PRETORIA — Not even 20% of matriculants will pass their maths exam paper one (algebra) if their grades aren’t adjusted.

This is the opinion of Jurg Basson, a mathematics consultant and part-time maths lecturer at the University of Johannesburg.

Basson, who has seen the controversial exam paper, echoed the complaints of hundreds of moderators and grade 12 subject teachers.

After the moderating process was completed, several moderators indicated that there is an impending crisis with regard to maths results.

A moderator in Mpumalanga, who prefers to remain anonymous, said candidates who are not very strong fared extremely poorly, and some achieved only two out of 150 marks for the paper.

Basson said he is very disappointed by the exam paper. It is too difficult and not compiled according to the prescribed guidelines.

According to the guidelines, there must be sufficient questions on levels one, two, three and four.

“That means the compilation of questions must be done in a way that there are enough questions for weaker and very strong pupils.”
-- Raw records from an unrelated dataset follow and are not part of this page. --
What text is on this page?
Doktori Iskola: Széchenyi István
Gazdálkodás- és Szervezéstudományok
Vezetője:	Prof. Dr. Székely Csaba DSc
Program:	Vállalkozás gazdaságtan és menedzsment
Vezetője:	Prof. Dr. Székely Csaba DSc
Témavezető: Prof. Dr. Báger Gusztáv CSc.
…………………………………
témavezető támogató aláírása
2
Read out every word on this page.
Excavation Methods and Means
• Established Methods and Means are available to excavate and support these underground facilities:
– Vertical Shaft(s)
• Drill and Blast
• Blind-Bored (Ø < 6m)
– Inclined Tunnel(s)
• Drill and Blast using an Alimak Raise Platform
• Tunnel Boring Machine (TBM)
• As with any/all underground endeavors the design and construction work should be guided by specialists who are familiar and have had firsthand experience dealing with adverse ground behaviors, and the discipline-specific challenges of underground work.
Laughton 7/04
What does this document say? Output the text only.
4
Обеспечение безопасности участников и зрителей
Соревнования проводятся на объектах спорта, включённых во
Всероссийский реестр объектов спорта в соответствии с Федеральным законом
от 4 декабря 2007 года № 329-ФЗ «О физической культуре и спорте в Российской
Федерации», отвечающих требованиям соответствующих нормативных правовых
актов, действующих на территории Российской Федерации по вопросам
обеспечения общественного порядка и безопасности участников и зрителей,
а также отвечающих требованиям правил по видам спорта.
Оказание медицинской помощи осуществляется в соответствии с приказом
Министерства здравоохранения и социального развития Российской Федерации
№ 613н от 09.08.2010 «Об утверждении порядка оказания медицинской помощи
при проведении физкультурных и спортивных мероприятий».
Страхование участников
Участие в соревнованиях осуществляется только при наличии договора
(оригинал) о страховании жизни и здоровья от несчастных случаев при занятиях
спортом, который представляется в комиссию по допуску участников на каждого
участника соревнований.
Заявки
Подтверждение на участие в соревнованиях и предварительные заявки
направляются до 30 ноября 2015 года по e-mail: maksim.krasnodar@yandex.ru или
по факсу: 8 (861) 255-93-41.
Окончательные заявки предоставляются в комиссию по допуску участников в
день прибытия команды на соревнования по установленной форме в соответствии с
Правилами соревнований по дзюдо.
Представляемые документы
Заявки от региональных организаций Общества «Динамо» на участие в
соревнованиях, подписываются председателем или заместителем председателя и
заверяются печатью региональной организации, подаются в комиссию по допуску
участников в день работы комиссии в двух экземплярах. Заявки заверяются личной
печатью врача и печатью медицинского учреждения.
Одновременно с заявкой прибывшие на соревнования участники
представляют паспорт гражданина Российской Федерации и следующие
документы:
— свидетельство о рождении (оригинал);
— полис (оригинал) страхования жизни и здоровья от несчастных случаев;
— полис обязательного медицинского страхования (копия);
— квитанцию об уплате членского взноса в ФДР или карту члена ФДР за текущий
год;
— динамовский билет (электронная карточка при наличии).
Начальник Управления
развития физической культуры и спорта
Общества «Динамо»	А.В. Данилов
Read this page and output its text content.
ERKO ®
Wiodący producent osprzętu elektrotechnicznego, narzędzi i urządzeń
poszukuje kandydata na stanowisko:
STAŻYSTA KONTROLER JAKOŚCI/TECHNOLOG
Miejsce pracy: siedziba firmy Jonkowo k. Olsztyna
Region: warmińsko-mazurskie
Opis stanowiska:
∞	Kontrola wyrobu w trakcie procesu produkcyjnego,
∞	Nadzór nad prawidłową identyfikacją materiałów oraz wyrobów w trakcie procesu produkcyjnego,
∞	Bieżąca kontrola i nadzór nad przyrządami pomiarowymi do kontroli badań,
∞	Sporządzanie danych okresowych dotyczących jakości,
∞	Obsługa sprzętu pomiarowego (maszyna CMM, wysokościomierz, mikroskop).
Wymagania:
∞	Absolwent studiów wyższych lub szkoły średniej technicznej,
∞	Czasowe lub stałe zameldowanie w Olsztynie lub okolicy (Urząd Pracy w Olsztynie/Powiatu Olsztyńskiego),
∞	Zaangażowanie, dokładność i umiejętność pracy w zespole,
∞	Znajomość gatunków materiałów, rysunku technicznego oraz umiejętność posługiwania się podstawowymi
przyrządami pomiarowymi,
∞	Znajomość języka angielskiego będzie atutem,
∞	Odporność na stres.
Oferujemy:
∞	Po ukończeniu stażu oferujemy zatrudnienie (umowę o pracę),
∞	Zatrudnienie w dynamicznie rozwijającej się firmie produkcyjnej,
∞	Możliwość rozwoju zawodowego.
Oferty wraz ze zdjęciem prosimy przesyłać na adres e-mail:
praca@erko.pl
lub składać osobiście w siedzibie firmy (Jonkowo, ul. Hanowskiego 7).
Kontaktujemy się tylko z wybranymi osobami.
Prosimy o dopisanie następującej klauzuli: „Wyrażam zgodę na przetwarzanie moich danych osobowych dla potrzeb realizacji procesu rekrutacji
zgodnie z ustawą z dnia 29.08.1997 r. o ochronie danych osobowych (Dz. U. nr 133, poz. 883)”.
He said there are very few questions at level one, which should account for about 30%.

“The implication is that all the weaker pupils, who one hoped would pass, are not going to make it.”

He said there will be no other alternative than to adjust the grades.

Basson said the candidates’ achievement in maths will not improve unless the core of the problem — the teaching of the subject and the quality of the exam papers — is remedied.

Basson said that while teachers in top schools might be satisfied with the paper, there are those in rural and township schools who would not be able to complete the paper themselves.

When matriculants wrote the paper on November 6, Beeld reported there were complaints that it was “utterly unreasonable” and “incredibly difficult”.

Basic Education Department spokesman Granville Whittle confirmed yesterday the department has received reports that the paper was too difficult.

The department will submit all the exam grades to Umalusi, the council for quality assurance in general and further education and training, today.

Umalusi will have to decide whether the degree of difficulty of this particular maths exam paper was fair, as well as whether the grades should be adjusted.

Professor Kobus Maree, an educationist at the University of Pretoria who has a doctorate in subject didactics in mathematics, said adjusting the grades will be pointless.

“Adjusting the grades would be an injustice to the pupils and the university lecturers who will work with them next year.”

He said it seems as if the majority of pupils should rather take mathematics literacy, because the current teaching of maths clearly does not make provision for them.